Surnommé le « Donald Trump chinois » pour avoir bâti son empire immobilier sur une montagne de dettes, le côté flamboyant en moins, Xu Jiayin a toujours fait preuve d’une fidélité exemplaire au PCC. Xu aurait un jour déclaré que « tout ce que Evergrande possède, a été donné par le Parti ». Membre de l’assemblée consultative populaire (CCPPC), Xu est également connu pour sa philanthropie, bien avant que Xi Jinping ne remette la « prospérité commune » au goût du jour.

Cette loyauté suffira-t-elle à convaincre Pékin de renflouer le groupe, comme il l’a récemment fait pour l’organisme de défaisance Huarong ?

À la différence de Huarong qui appartient à l’État et représente un composant clé du système financier chinois, Evergrande n’est ni l’un ni l’autre…

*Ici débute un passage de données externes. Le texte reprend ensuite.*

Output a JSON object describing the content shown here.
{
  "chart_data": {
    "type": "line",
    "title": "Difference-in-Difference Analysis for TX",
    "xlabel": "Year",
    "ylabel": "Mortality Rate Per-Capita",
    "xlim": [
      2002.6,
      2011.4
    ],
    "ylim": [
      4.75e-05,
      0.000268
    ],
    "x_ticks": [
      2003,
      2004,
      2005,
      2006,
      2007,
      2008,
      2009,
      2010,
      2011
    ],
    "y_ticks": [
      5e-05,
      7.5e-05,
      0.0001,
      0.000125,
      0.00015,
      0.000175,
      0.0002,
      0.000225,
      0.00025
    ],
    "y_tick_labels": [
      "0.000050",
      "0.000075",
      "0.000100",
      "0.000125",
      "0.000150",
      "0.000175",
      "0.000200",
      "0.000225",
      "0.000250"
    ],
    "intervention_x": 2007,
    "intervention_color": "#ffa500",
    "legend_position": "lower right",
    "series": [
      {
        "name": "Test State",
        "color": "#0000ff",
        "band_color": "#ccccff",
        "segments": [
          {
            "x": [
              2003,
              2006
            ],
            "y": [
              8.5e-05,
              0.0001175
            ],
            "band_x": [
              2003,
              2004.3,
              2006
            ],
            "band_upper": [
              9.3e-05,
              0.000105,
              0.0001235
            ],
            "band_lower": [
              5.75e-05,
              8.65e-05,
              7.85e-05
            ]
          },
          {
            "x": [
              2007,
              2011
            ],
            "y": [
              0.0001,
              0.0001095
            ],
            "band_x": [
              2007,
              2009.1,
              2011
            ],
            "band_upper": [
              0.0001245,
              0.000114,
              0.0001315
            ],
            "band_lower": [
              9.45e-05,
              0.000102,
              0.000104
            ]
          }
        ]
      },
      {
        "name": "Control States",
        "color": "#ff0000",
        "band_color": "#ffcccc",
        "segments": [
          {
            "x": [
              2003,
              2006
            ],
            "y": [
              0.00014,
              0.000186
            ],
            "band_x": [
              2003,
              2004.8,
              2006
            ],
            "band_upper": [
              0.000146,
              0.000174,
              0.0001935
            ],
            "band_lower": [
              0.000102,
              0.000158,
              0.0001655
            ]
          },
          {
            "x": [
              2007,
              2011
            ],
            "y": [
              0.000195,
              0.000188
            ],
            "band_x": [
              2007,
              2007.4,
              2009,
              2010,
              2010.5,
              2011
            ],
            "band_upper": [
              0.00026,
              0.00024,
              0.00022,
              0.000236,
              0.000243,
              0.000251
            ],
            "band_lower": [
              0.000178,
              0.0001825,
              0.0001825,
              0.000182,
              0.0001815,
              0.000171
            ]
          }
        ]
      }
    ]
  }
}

Une restructuration des activités orchestrée par le gouvernement provincial, à la manière du conglomérat privé HNA (qui disposait pourtant de solides appuis en haut lieu), est plus probable. À moins que Pékin ne fasse un exemple d’Evergrande en laissant le navire sombrer…

La banqueroute du groupe risquerait pourtant de provoquer une réaction en chaîne dans tout le système bancaire et pourrait causer une chute dramatique des prix de l’immobilier. Sans parler des 200 000 employés et 3,8 millions d’intérimaires qui se retrouveraient au chômage. Autant de menaces pour la stabilité économique et sociale du pays. 

Face à un tel dilemme, il est possible que Pékin fasse traîner en longueur le calvaire d’Evergrande avant d’agir, ce qui présenterait l’avantage d’infliger une belle leçon au groupe. Pour l’instant, les régulateurs n’ont pas cillé.